Background
Many outcome measures (OM) that assess individuals’ ability or beliefs in their ability to perform tasks exist to evaluate activity and participation after stroke; however, the relationship between various OM and activity/participation is unclear.
Objective
The purpose of this study was to explore the relationships between different OM and activity and participation in people after stroke.
Methods
59 subjects post-stroke participated in an assessment including self-selected walking speed, 6 minute walk test, Timed “Up and Go” Test, Berg Balance Scale, Functional Gait Assessment, Walk 12, and Activity-specific Balance Confidence Scale. Step Activity Monitoring (SAM) was used as a measure of activity and Stroke Impact Scale-Participation (SIS-P) as a measure of participation. Exploratory Factor Analysis was performed including all measures except SAM and SIS-P. Two factors were extracted and termed performance based (PB) and self-efficacy (SE). A Path Analysis assessed the role of SE as a mediator in the relationships of PB and SAM/SIS-P.
Results
In the path analysis, PB significantly predicts SE (p < 0.001, b=0.44), but not SAM or SIS-P (p > 0.05, b=0.25 and b=0.11 respectively). SE significantly predicts both SAM and SIS-P (p < 0.001, b=0.46 and b=0.59 respectively).
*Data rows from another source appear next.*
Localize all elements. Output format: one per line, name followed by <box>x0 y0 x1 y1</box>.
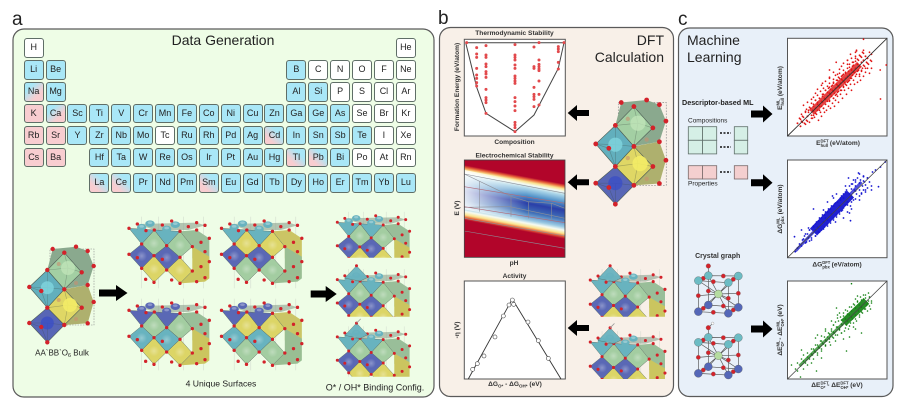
periodic table: Ho <box>312 177 324 187</box>
scatter plot: Pourbaix free energy: (eV/atom) <box>830 262 862 269</box>
scatter plot: hull energy: E <box>777 105 784 110</box>
periodic table: O <box>359 64 366 74</box>
arrow: surfaces to binding configurations <box>311 286 337 302</box>
periodic table: He <box>400 42 412 52</box>
periodic table: Pr <box>139 177 148 187</box>
periodic table: Ti <box>96 108 103 118</box>
periodic table: Li <box>30 64 37 74</box>
periodic table: Bi <box>336 152 344 162</box>
scatter plot: hull energy: E <box>816 140 820 147</box>
scatter plot: hull energy: hull <box>821 143 828 148</box>
periodic table: Mg <box>49 86 62 96</box>
periodic table: Hf <box>95 152 104 162</box>
chart: activity volcano: - ΔG <box>503 381 519 388</box>
chart: electrochemical stability: E (V) <box>454 200 461 216</box>
arrow: to activity <box>568 320 589 336</box>
periodic table: Tm <box>356 177 369 187</box>
periodic table: Sm <box>202 177 216 187</box>
periodic table: W <box>139 152 147 162</box>
periodic table: Re <box>159 152 171 162</box>
periodic table: Nd <box>159 177 171 187</box>
arrow: to thermodynamic stability <box>568 105 589 121</box>
chart: activity volcano: O* <box>498 384 504 388</box>
periodic table: Yb <box>378 177 389 187</box>
panel letter b: b <box>438 8 449 29</box>
scatter plot: hull energy: DFT <box>820 138 829 144</box>
chart: electrochemical stability <box>454 152 565 267</box>
scatter plot: binding energy: OH* <box>840 385 849 390</box>
scatter plot: Pourbaix free energy: (eV/atom) <box>777 184 784 216</box>
scatter plot: binding energy: O* <box>821 385 826 390</box>
scatter plot: Pourbaix free energy <box>776 160 887 270</box>
periodic table: Mo <box>137 130 149 140</box>
periodic table: Be <box>50 64 61 74</box>
periodic table: Ca <box>50 108 61 118</box>
scatter plot: hull energy: ML <box>776 99 780 105</box>
periodic table: Ru <box>181 130 193 140</box>
periodic table: N <box>337 64 343 74</box>
periodic table: V <box>118 108 124 118</box>
periodic table: Cd <box>269 130 280 140</box>
scatter plot: binding energy: - ΔE <box>825 382 841 389</box>
periodic table: At <box>380 152 388 162</box>
surface slab 1 <box>129 217 209 288</box>
label: compositions: Compositions <box>688 118 728 125</box>
bulk crystal structure <box>29 247 94 342</box>
scatter plot: hull energy: (eV/atom) <box>828 140 860 147</box>
label: properties: Properties <box>688 180 718 188</box>
periodic table: Sr <box>51 130 60 140</box>
periodic table: Eu <box>225 177 236 187</box>
periodic table: Rb <box>28 130 39 140</box>
periodic table: Sn <box>313 130 324 140</box>
periodic table: Cs <box>28 152 39 162</box>
binding configuration 1 <box>336 212 412 258</box>
periodic table <box>24 38 416 193</box>
heading: Machine Learning: Learning <box>687 49 742 65</box>
periodic table: Ce <box>115 177 127 187</box>
periodic table: Cr <box>138 108 148 118</box>
chart: electrochemical stability: pH <box>510 260 519 267</box>
binding configuration 2 <box>336 264 412 317</box>
periodic table: Gd <box>247 177 259 187</box>
periodic table: Ta <box>116 152 126 162</box>
panel: DFT calculation background <box>440 28 674 396</box>
periodic table: Er <box>336 177 345 187</box>
periodic table: Co <box>203 108 215 118</box>
chart: activity volcano: -η (V) <box>454 322 461 338</box>
surface slab 4 <box>221 299 302 370</box>
periodic table: B <box>293 64 299 74</box>
periodic table: Ga <box>290 108 302 118</box>
scatter plot: binding energy: (eV) <box>777 304 784 319</box>
scatter plot: hull energy: (eV/atom) <box>777 66 784 98</box>
scatter plot: binding energy: DFT <box>820 380 829 386</box>
label: binding configurations: O* / OH* Binding Config. <box>326 383 424 393</box>
periodic table: Tc <box>161 130 170 140</box>
label: bulk: AA`BB`O <box>35 349 68 358</box>
periodic table: Lu <box>401 177 411 187</box>
periodic table: Ne <box>400 64 412 74</box>
periodic table: Fe <box>182 108 192 118</box>
heading: DFT Calculation: DFT <box>637 32 664 48</box>
periodic table: Mn <box>159 108 171 118</box>
periodic table: Na <box>28 86 39 96</box>
periodic table: Os <box>181 152 193 162</box>
label: descriptor-based ML: Descriptor-based ML <box>682 98 754 107</box>
chart: activity volcano: ΔG <box>488 381 498 388</box>
periodic table: Al <box>292 86 300 96</box>
periodic table: Ba <box>50 152 61 162</box>
scatter plot: hull energy: hull <box>780 98 785 105</box>
chart: activity volcano: OH* <box>519 384 528 388</box>
binding configuration 3 <box>336 318 412 377</box>
periodic table: Cu <box>247 108 258 118</box>
chart: electrochemical stability: Electrochemical Stability <box>475 152 554 160</box>
periodic table: Se <box>357 108 368 118</box>
panel: data generation background <box>13 29 434 397</box>
scatter plot: binding energy: (eV) <box>848 382 863 389</box>
scatter plot: Pourbaix free energy: ML <box>776 217 780 224</box>
periodic table: Dy <box>291 177 302 187</box>
chart: thermodynamic stability: Composition <box>494 139 535 146</box>
scatter plot: binding energy: OH* <box>780 318 785 327</box>
periodic table: Zn <box>269 108 280 118</box>
chart: thermodynamic stability: Formation Energy (eV/atom) <box>454 43 461 131</box>
periodic table: Cl <box>380 86 388 96</box>
scatter plot: binding energy <box>776 281 887 390</box>
scatter plot: binding energy: ΔE <box>811 382 820 389</box>
arrow: crystal graph to binding plot <box>751 320 772 338</box>
heading: Machine Learning: Machine <box>687 32 740 48</box>
structure: DFT O* configuration <box>588 264 666 317</box>
scatter plot: Pourbaix free energy: pbx <box>822 265 830 270</box>
periodic table: C <box>315 64 322 74</box>
periodic table: Sc <box>72 108 83 118</box>
periodic table: Tb <box>269 177 280 187</box>
periodic table: Pb <box>313 152 324 162</box>
properties vector <box>688 166 748 179</box>
arrow: to electrochemical stability <box>568 174 589 190</box>
chart: activity volcano: Activity <box>503 273 527 280</box>
periodic table: Te <box>357 130 367 140</box>
scatter plot: binding energy: ML <box>776 320 780 327</box>
arrow: properties to free energy plot <box>751 174 772 191</box>
periodic table: Si <box>314 86 322 96</box>
periodic table: I <box>383 130 385 140</box>
periodic table: K <box>31 108 37 118</box>
periodic table: Hg <box>269 152 280 162</box>
scatter plot: binding energy: ΔE <box>777 347 784 356</box>
structure: DFT bulk <box>596 100 666 204</box>
chart: activity volcano <box>454 273 565 388</box>
periodic table: As <box>335 108 345 118</box>
periodic table: Ag <box>247 130 258 140</box>
surface slab 3 <box>129 299 209 370</box>
label: bulk: Bulk <box>71 349 90 358</box>
periodic table: Ge <box>312 108 324 118</box>
panel letter a: a <box>12 9 23 30</box>
scatter plot: Pourbaix free energy: ΔG <box>777 224 784 234</box>
periodic table: Rn <box>400 152 412 162</box>
surface slab 2 <box>221 217 302 288</box>
periodic table: Pm <box>180 177 194 187</box>
scatter plot: binding energy: ML <box>776 340 780 347</box>
periodic table: Br <box>379 108 388 118</box>
scatter plot: binding energy: DFT <box>840 380 849 386</box>
scatter plot: binding energy: - ΔE <box>777 326 784 342</box>
chart: activity volcano: (eV) <box>528 381 542 388</box>
periodic table: Sb <box>335 130 346 140</box>
structure: DFT OH* configuration <box>588 323 666 379</box>
periodic table: Y <box>74 130 80 140</box>
periodic table: Rh <box>203 130 215 140</box>
periodic table: F <box>381 64 387 74</box>
arrow: bulk to surfaces <box>99 285 128 301</box>
panel letter c: c <box>678 9 688 30</box>
periodic table: P <box>337 86 343 96</box>
periodic table: H <box>30 42 37 52</box>
periodic table: Au <box>247 152 258 162</box>
scatter plot: Pourbaix free energy: ΔG <box>812 262 822 269</box>
periodic table: Zr <box>95 130 104 140</box>
label: surfaces: 4 Unique Surfaces <box>186 379 256 389</box>
periodic table: Ar <box>401 86 410 96</box>
crystal graph OH* <box>694 322 742 379</box>
scatter plot: binding energy: O* <box>780 341 785 346</box>
panel: machine learning background <box>678 28 893 396</box>
periodic table: Ni <box>226 108 235 118</box>
scatter plot: Pourbaix free energy: pbx <box>780 216 785 224</box>
periodic table: Nb <box>115 130 127 140</box>
chart: thermodynamic stability: Thermodynamic Stability <box>475 30 554 37</box>
periodic table: Ir <box>206 152 212 162</box>
crystal graph O* <box>694 264 742 317</box>
periodic table: S <box>359 86 365 96</box>
label: bulk: 6 <box>68 353 71 359</box>
periodic table: Pt <box>226 152 235 162</box>
periodic table: Kr <box>401 108 410 118</box>
arrow: descriptor to energy plot <box>751 106 772 122</box>
periodic table: In <box>293 130 300 140</box>
scatter plot: Pourbaix free energy: DFT <box>822 260 831 265</box>
periodic table: Xe <box>400 130 411 140</box>
scatter plot: hull energy <box>776 38 887 148</box>
periodic table: Po <box>357 152 368 162</box>
heading: DFT Calculation: Calculation <box>595 49 664 65</box>
chart: thermodynamic stability <box>454 30 565 146</box>
periodic table: Pd <box>225 130 236 140</box>
periodic table: La <box>94 177 104 187</box>
heading: Data Generation: Data Generation <box>172 32 274 48</box>
composition matrix <box>688 127 748 154</box>
label: crystal graph: Crystal graph <box>695 253 740 260</box>
periodic table: Tl <box>293 152 300 162</box>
The Indirect Effects of PB on SAM and SIS-P were significant (p < 0.001; b=0.20 and b=0.26 respectively).
Conclusion
These results suggest that SE mediates the relationship between PB and activity and participation after stroke, reinforcing that improving activity and participation is more complicated than only targeting performance. Clinicians should administer SE and PB measures to determine the most accurate view of patients after stroke and seek to improve SE through interventions.